What the results showed

The combination therapy resulted in tumor shrinkage in 28% of patients whose cancer had previously resisted treatment.

Nature medicine · 2023 · NCT03033576

These findings — that patients saw their tumors shrink with the combination versus 9% with single treatment — were published in the Nature medicine and represent the headline result of the study.

Researchers tracked outcomes across 94 patients enrolled in the trial. The result was consistent enough across the group that the team felt confident reporting it.
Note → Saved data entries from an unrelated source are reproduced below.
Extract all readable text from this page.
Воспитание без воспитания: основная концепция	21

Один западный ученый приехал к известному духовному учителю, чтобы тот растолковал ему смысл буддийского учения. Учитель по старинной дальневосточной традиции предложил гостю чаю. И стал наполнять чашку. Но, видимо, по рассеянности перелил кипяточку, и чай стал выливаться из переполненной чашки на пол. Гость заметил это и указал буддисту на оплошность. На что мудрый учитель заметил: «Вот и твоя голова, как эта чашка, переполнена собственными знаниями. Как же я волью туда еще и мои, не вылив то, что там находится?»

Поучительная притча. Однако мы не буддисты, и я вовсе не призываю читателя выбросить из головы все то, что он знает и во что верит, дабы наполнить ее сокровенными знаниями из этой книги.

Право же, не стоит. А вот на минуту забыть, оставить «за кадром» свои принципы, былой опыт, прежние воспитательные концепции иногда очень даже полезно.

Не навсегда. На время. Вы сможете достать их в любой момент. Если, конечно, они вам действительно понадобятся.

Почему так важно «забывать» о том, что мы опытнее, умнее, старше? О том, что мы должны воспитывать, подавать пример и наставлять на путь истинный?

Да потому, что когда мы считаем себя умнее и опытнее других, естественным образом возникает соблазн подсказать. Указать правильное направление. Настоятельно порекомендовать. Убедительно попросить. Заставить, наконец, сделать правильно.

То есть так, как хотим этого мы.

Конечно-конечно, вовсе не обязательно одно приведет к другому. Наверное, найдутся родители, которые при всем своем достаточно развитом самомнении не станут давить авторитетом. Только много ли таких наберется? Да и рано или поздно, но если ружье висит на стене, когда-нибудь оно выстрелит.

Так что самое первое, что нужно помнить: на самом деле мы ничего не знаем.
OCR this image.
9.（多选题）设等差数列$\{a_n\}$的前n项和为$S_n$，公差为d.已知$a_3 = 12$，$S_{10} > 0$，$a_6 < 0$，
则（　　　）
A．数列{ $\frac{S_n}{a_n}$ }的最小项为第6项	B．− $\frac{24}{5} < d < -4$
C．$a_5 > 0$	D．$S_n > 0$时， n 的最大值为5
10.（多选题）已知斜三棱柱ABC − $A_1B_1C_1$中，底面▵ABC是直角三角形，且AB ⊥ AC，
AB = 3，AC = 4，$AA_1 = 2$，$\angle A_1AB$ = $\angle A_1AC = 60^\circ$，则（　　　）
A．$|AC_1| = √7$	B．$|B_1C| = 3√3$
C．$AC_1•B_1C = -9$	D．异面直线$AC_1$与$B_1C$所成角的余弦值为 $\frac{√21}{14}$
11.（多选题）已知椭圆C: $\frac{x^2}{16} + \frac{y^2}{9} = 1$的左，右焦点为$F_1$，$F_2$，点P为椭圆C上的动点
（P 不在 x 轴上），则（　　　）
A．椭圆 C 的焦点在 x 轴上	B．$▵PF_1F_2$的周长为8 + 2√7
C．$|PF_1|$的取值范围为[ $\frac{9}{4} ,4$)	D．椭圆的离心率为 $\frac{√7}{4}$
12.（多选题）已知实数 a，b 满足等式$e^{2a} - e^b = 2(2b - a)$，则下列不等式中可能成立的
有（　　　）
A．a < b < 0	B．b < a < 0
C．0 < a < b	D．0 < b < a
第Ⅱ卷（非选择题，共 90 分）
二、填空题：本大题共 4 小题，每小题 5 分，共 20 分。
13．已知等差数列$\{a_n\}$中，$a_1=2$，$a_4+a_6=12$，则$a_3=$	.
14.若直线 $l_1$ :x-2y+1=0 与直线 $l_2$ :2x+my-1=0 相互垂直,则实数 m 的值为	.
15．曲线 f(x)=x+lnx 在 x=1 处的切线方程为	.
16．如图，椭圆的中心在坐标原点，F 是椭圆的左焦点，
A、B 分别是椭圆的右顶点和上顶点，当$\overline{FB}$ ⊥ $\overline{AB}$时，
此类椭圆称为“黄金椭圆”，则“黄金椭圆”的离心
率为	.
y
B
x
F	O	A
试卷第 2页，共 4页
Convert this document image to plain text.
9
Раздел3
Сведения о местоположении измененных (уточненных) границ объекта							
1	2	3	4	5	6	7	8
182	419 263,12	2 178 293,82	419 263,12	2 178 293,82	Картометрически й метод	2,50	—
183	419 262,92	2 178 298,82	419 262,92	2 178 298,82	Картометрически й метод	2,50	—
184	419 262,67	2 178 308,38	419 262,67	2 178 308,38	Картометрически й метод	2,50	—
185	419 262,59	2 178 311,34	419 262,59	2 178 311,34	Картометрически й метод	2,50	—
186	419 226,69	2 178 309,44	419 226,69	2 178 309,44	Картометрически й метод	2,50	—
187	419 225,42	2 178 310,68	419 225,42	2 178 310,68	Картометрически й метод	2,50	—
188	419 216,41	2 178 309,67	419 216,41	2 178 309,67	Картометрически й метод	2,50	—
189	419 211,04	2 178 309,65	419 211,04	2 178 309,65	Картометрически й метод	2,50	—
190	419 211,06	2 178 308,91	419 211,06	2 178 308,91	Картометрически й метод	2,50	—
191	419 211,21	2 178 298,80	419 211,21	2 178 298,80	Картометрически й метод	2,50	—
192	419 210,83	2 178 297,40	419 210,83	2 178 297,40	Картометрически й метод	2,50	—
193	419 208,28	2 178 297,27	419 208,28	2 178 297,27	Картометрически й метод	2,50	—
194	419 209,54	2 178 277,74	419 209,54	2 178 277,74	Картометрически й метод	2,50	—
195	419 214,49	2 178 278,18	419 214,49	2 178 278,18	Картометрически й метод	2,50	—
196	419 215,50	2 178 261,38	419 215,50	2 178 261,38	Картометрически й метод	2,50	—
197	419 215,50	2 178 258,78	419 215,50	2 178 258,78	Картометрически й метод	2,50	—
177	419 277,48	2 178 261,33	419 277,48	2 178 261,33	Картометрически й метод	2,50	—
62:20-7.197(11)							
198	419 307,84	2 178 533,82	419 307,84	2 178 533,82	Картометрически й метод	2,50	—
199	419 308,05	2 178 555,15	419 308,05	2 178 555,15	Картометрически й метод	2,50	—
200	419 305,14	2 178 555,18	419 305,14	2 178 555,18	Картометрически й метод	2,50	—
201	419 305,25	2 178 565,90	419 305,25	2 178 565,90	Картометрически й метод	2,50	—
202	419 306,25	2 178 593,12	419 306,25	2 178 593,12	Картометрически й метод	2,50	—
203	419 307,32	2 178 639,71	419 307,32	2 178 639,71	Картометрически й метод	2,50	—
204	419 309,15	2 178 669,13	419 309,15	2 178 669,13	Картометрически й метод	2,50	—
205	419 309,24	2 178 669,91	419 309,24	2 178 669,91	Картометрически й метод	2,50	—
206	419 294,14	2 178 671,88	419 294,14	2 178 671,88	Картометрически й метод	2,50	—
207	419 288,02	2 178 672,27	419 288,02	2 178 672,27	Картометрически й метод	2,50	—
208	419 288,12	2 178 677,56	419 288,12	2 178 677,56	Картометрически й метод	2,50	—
What this means for patients

For patients with melanoma, this result changes the calculus on what to ask their care team about. Whether it changes day-to-day care depends on factors like disease subtype, prior treatments, and where the patient is in their care journey.

What you can do now

This was a mid-stage study in patients whose melanoma stopped responding to initial immunotherapy. Both nivolumab and ipilimumab are already FDA-approved for melanoma, though this specific combination approach for treatment-resistant cases may require discussion with your oncologist about whether it's appropriate for your situation.

Eligibility for the treatments mentioned above depends on specific test results and clinical history. Bring this summary, the trial name, and your most recent labs or pathology report to your next visit.